Not at all what I'm saying about selling the car. You sell the car for $13K, let's say. You buy a super-reliable used car for $8K (of which there were many at that price point, according to Consumer Reports from 2008) and use the $5K for emergency expenses.

$5K is a lot of money when you're dead broke. It's ~40% of her annual after-tax income for that year.

Also, assuming that a five-year-old Mercedes is going to be trouble-free is a very poor assumption. It's empirically not true. And repairing that car is more expensive, on average, than repairing a Hyundai or Toyota.
posted by yellowcandy at 12:01 PM on July 9, 2014 [1 favorite]


the tall blond girl, walking with purpose on heels

Divined by radio, I thought your point was super good AND ALSO I read this phrase in particular as her asserting that she was very attractive (and white), even as an impoverished mother of twins, so she definitely deserves our respect because she's not gross like the grungy poors.
posted by Mrs. Pterodactyl at 12:07 PM on July 9, 2014 [13 favorites]


I read the "grungy den" comment differently. It made me think that no one should have to go to grungy, dirty places to get government help, whether they're recently/temporarily poor or people who come from generations of poverty.
posted by sweetkid at 12:11 PM on July 9, 2014 [9 favorites]


Do food stamps take savings into account for eligibility purposes, or only income? I know you can't get Medicaid (at least in some states) if you have more than $2000 in cash or liquid assets, but cars are not factored in.
posted by desjardins at 12:12 PM on July 9, 2014 [1 favorite]


Anyway, if no one deserves help unless they've made perfectly rational economic decisions, pretty much everyone I know is hosed.
posted by desjardins at 12:13 PM on July 9, 2014 [18 favorites]

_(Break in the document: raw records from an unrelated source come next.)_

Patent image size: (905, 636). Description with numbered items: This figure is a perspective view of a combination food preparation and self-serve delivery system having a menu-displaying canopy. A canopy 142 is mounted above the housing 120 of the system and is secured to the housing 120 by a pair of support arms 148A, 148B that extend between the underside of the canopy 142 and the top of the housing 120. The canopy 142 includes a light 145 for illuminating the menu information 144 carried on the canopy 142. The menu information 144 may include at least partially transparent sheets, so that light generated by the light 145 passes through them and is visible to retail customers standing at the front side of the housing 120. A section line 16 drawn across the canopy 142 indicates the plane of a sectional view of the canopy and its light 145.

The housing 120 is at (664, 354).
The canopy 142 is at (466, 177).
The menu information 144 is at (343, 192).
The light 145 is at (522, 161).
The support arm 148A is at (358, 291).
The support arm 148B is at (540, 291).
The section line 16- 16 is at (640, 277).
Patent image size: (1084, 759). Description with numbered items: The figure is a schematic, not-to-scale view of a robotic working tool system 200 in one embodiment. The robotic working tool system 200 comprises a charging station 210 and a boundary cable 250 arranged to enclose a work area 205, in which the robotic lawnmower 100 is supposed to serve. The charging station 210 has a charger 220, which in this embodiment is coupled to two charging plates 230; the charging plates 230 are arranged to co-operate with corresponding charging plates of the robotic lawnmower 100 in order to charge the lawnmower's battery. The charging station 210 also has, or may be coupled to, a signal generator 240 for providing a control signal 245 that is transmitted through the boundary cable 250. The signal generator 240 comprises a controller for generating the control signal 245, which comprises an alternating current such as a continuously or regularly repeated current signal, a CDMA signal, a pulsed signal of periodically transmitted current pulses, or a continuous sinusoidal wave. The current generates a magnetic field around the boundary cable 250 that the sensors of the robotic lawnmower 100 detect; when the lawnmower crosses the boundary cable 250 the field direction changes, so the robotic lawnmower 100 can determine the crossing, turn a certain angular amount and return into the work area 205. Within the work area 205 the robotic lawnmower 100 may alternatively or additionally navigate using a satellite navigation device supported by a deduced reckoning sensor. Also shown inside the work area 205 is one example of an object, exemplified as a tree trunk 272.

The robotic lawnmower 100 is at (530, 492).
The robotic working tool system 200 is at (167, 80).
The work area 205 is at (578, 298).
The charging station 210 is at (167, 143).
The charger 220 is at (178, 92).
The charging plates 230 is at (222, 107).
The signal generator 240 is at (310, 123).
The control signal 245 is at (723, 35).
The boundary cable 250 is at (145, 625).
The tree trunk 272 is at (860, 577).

I love how even when presented with a story of someone who was temporarily impoverished and got back out of poverty, people still say they were Doing It Wrong. This family objectively did not Do It Wrong, as they are no longer impoverished. What other measure could there be? It is literally proven that none of their actions harmed their ability to turn things around. This insistence that people should live every aspect of their lives with 100% efficiency and perfect logic is just so ridiculous and inhumane.
posted by misskaz at 12:15 PM on July 9, 2014 [55 favorites]


“Surely, you don’t need those,” she said. “WIC pays for juice for you people.”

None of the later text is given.